Parmi les effets les plus significatifs du changement climatique figure la réduction des réserves d’eau douce, un phénomène déjà évident aujourd’hui – comme le montre par exemple l’état du fleuve Pô – capable de déclencher de graves épisodes de sécheresse. À son tour, la sécheresse est à l’origine de famines, d’incendies, de migrations massives, de la propagation de maladies, de la destruction de cultures, de la mort d’animaux et d’autres conséquences néfastes qui rompent l’équilibre des écosystèmes, la biodiversité et la qualité de notre vie. Limiter de manière significative les émissions de dioxyde de carbone (CO2) et d’autres gaz à effet de serre est le seul moyen d’éviter un impact encore plus catastrophique du réchauffement climatique, comme une crise de l’eau de grande ampleur. Bien que les institutions continuent de caler face au gouffre qui approche, également en raison du contexte géopolitique actuel qui rend plus complexe la libération des énergies fossiles, chacun de nous peut encore faire la différence, en adoptant une approche « plus verte » et plus capable pour réduire son empreinte carbone, c’est-à-dire les émissions de carbone qui catalysent le changement climatique. Parmi les choix personnels qui peuvent être faits pour contrer la crise de l’eau, il y a aussi celui d’adopter un régime végétarien ou végétalien, ou en tout cas un modèle alimentaire principalement basé sur des produits d’origine non animale. Voyons pourquoi.

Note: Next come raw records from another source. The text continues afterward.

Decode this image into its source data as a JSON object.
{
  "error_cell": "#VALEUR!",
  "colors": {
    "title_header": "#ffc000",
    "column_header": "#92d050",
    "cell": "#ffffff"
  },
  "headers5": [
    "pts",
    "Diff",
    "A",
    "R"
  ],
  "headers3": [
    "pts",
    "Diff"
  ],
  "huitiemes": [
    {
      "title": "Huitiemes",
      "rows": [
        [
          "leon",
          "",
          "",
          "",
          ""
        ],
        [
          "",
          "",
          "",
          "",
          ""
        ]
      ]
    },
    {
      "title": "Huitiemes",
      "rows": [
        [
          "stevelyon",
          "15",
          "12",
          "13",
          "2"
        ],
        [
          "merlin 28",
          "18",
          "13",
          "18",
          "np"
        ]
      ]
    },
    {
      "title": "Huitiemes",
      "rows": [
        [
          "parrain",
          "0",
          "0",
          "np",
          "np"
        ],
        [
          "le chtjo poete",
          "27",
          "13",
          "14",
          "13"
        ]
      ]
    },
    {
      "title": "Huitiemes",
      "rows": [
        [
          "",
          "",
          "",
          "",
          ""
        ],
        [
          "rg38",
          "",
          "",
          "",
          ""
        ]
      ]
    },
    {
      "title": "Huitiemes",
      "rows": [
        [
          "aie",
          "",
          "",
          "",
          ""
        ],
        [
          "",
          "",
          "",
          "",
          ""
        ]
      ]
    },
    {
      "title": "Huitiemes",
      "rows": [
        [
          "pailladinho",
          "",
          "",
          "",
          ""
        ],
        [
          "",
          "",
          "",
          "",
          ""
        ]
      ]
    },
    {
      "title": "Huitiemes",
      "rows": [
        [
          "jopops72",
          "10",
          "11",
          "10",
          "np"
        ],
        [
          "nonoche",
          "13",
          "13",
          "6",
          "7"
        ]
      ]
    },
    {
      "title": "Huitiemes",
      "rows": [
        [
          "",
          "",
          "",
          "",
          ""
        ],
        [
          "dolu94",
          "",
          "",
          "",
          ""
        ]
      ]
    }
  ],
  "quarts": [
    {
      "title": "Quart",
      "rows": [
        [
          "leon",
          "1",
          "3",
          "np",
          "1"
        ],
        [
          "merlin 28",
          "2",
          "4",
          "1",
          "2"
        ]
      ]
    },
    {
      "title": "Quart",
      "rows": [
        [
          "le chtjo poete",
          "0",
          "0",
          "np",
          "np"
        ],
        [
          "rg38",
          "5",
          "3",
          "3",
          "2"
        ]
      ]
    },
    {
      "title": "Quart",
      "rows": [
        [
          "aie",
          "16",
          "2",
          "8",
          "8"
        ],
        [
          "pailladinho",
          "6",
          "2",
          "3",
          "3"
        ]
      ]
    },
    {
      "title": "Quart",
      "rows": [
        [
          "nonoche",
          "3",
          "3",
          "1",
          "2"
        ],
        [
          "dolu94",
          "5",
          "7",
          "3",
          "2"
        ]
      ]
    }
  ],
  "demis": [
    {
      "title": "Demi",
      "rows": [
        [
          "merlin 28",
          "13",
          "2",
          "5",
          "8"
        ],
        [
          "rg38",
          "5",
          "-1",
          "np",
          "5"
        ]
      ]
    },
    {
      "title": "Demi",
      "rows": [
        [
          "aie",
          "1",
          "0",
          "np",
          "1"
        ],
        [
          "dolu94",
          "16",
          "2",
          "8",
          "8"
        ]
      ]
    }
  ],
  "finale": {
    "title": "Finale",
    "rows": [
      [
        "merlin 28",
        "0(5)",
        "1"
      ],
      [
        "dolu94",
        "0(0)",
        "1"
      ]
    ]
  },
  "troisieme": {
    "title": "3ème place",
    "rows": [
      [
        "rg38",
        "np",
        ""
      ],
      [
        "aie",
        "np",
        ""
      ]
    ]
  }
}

Quelle est l’empreinte eau
Avant de lister les bénéfices environnementaux liés au choix d’une alimentation végétale, il est nécessaire d’indiquer quelle est l’empreinte eau. Pour ce faire, nous empruntons l’explication du Water Footprint Network, une organisation internationale regroupant des entreprises, des associations et des particuliers qui vise à « résoudre les crises mondiales de l’eau en promouvant une utilisation juste et intelligente de l’eau ». Comme le précise le site officiel, il s’agit d’un « réseau mondial et dynamique qui stimule l’innovation et inspire les changements que nous devons tous apporter pour partager équitablement l’eau douce entre tous, pour soutenir des communautés prospères et la diversité de la nature ». Quelle est donc l’empreinte eau ? C’est simplement une mesure de la quantité d’eau nécessaire pour produire un bien ou un service particulier. Le Water Footprint Network explique que tout ce que nous utilisons, portons, mangeons, achetons et vendons nécessite de l’eau pour être fabriqué ; bien sûr il y a des produits beaucoup plus gourmands en eau que d’autres. Parmi eux se trouve le bœuf, comme mis en évidence dans la section « Galerie de produits » du portail. Voyons cela en détail.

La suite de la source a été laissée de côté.